I would try again to help.   I would mention how Ma Joad was a strong, powerful woman and how important she was to the family, which is what a few random articles on my phone told me.  She would tell me that what I was saying wasn’t helping her, that her ideas were just floating in her brain but she could not get them to her hands to type them out.  So, I did what I always do and I tried to tell her a few dumb jokes.  I’d mention how this essay should be easy because it was about feminism and she was the worlds biggest feminist.  She’d give me a courtesy laugh and then tell me I was being chauvinistic and that she really needed to work on this.

So, I settled in and watched her work.  I laid on that floor and just sat there.  I wasn’t looking at my phone because I knew at any moment she could ask me a question or she could break down in tears about how school is so overwhelming and about how she’ll never finish her homework and that means she’ll get bad grades and not get into a good college and probably end up addicted to drugs living on the street.  All from not being able to do a 10th grade English essay.  I’ll hear about how her teachers are the worst and how unfair they are to her and her classmates.

But, then something magical happens.  She settles down and I hear her tiny little fingers start banging away on the keyboard.  I see her frown turn into a smile and I know she found whatever it is she was looking for.  And about 10 minutes later I hear her say “Thanks Dad, I’m all set.  You can go to bed”.  So, I get up to walk out and I say the same thing I always do “I did nothing, you just figured it out”.  And I walk out of the room completely amazed at her process.  Amazed at how smart she is, amazed that she even bothers to still ask for my help even though she knows she doesn’t need it.  I used to think I was actually helping with her work, but she’s so much smarter and more driven than I ever was that I know that is not the case.  She needs someone to just share in her stress for a few minutes and I love that I get to be that person.  Sure, Mom gets to be that person when it comes to almost everything else for her, but school stuff she picks me.  Even when Mom is home, when I hear “Dadddddd” I know that I need to pretend I am smart again and be ready for whatever questions come my way.  And she’s in these college level classes that require her to think and not to just copy from whatever Google she could find.  So, I am WAY out of my league.  But, she asks for my help and I love that she does.
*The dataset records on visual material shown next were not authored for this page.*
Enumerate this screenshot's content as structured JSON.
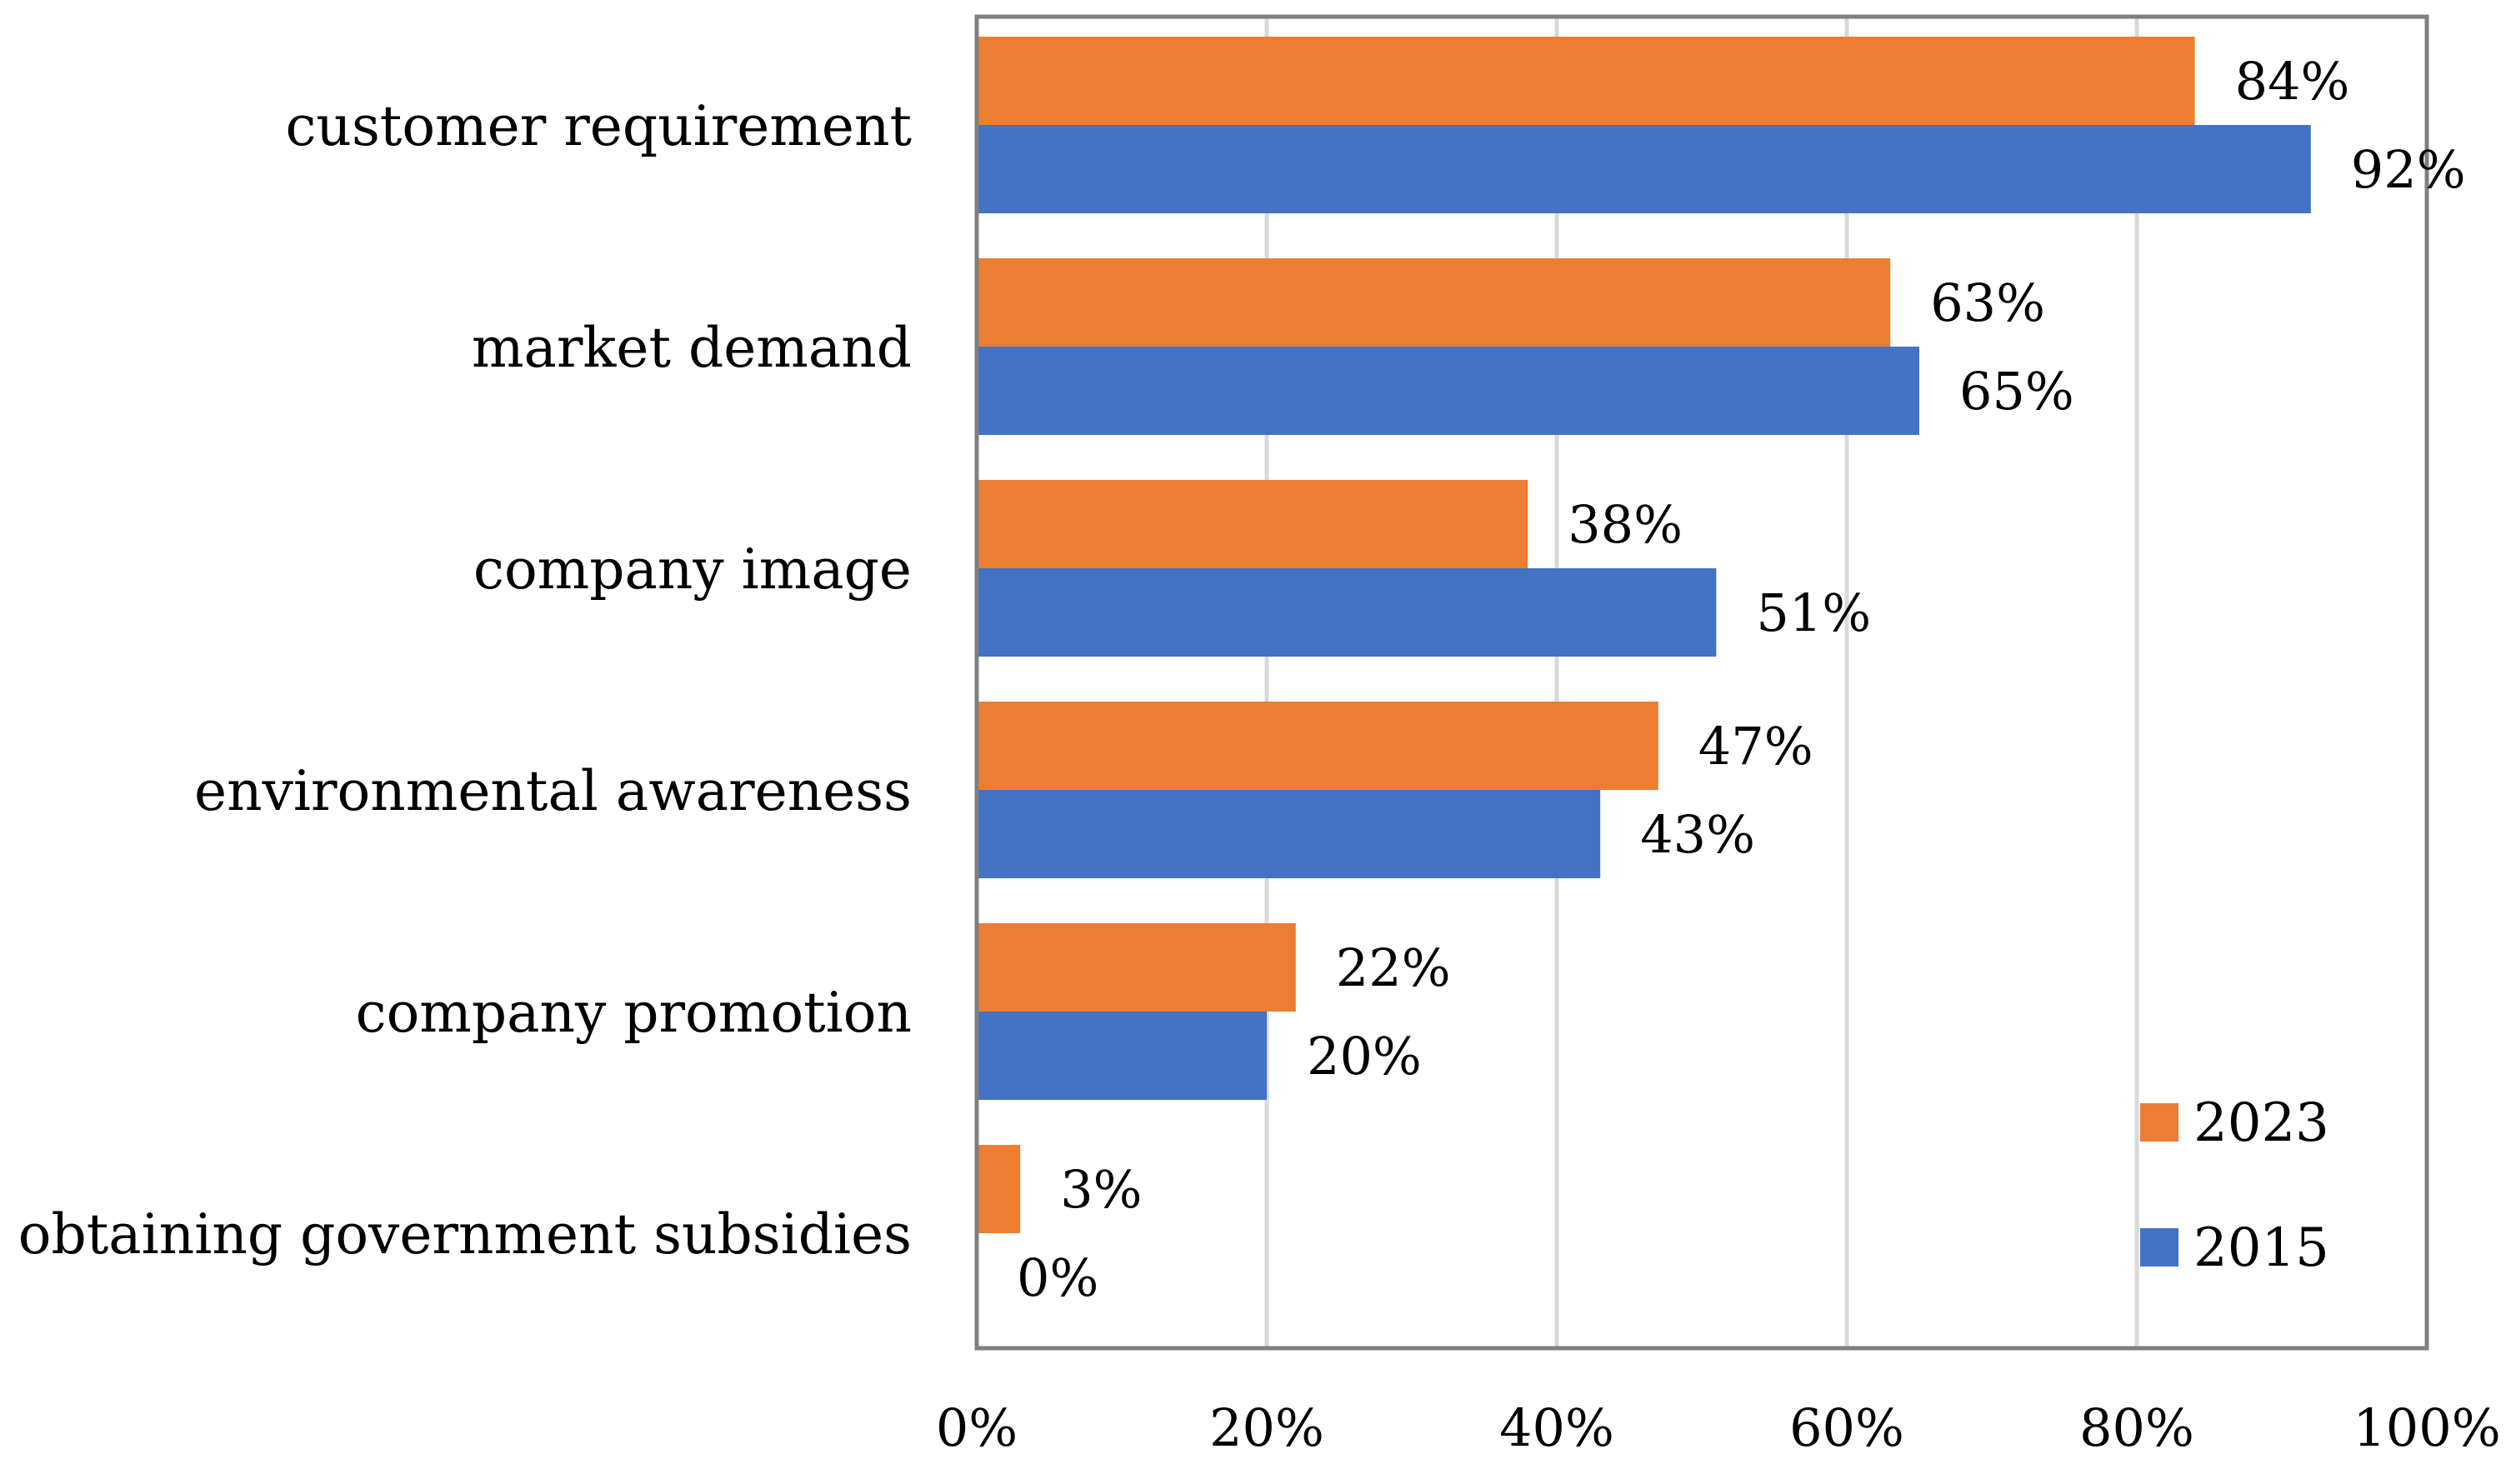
{
  "chart_data": {
    "type": "bar",
    "orientation": "horizontal",
    "title": "",
    "xlabel": "",
    "ylabel": "",
    "categories": [
      "customer requirement",
      "market demand",
      "company image",
      "environmental awareness",
      "company promotion",
      "obtaining government subsidies"
    ],
    "series": [
      {
        "name": "2023",
        "color": "#ED7D31",
        "values": [
          84,
          63,
          38,
          47,
          22,
          3
        ],
        "labels": [
          "84%",
          "63%",
          "38%",
          "47%",
          "22%",
          "3%"
        ]
      },
      {
        "name": "2015",
        "color": "#4472C4",
        "values": [
          92,
          65,
          51,
          43,
          20,
          0
        ],
        "labels": [
          "92%",
          "65%",
          "51%",
          "43%",
          "20%",
          "0%"
        ]
      }
    ],
    "xlim": [
      0,
      100
    ],
    "xticks": [
      0,
      20,
      40,
      60,
      80,
      100
    ],
    "xtick_labels": [
      "0%",
      "20%",
      "40%",
      "60%",
      "80%",
      "100%"
    ],
    "grid": "vertical",
    "legend": {
      "position": "bottom-right-inside",
      "entries": [
        "2023",
        "2015"
      ]
    }
  }
}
Last night we watched Survivor and she fell asleep as she always does with about 10 minutes left in the show.  I took a picture of her sleeping and I had this weird thought about how I am going to miss that little quirk about her when she leaves for college in 2 and a half short years.  She woke up after the show was over and as she was searching for her phone that had fallen under a cushion on the couch I told her that I was going to miss this someday.  About how I will be watching the show while she is away and I how I will try to call her to catch up on the show.  She will be so busy living her life she will forget about it and as we are talking she will be frantically Googling things that happened so she can pretend she watched and entertain her Dad for the few short minutes they get on the phone.   Her Dad will know, but he will just be happy he’s talking to his little girl.

Please slow this down.  It’s going way way too fast. I don’t know what God I believe in but I do know someone or something has blessed me with such a great little girl. But if you are listening is there any chance you could just look away from the clock so I could steal a few extra seconds?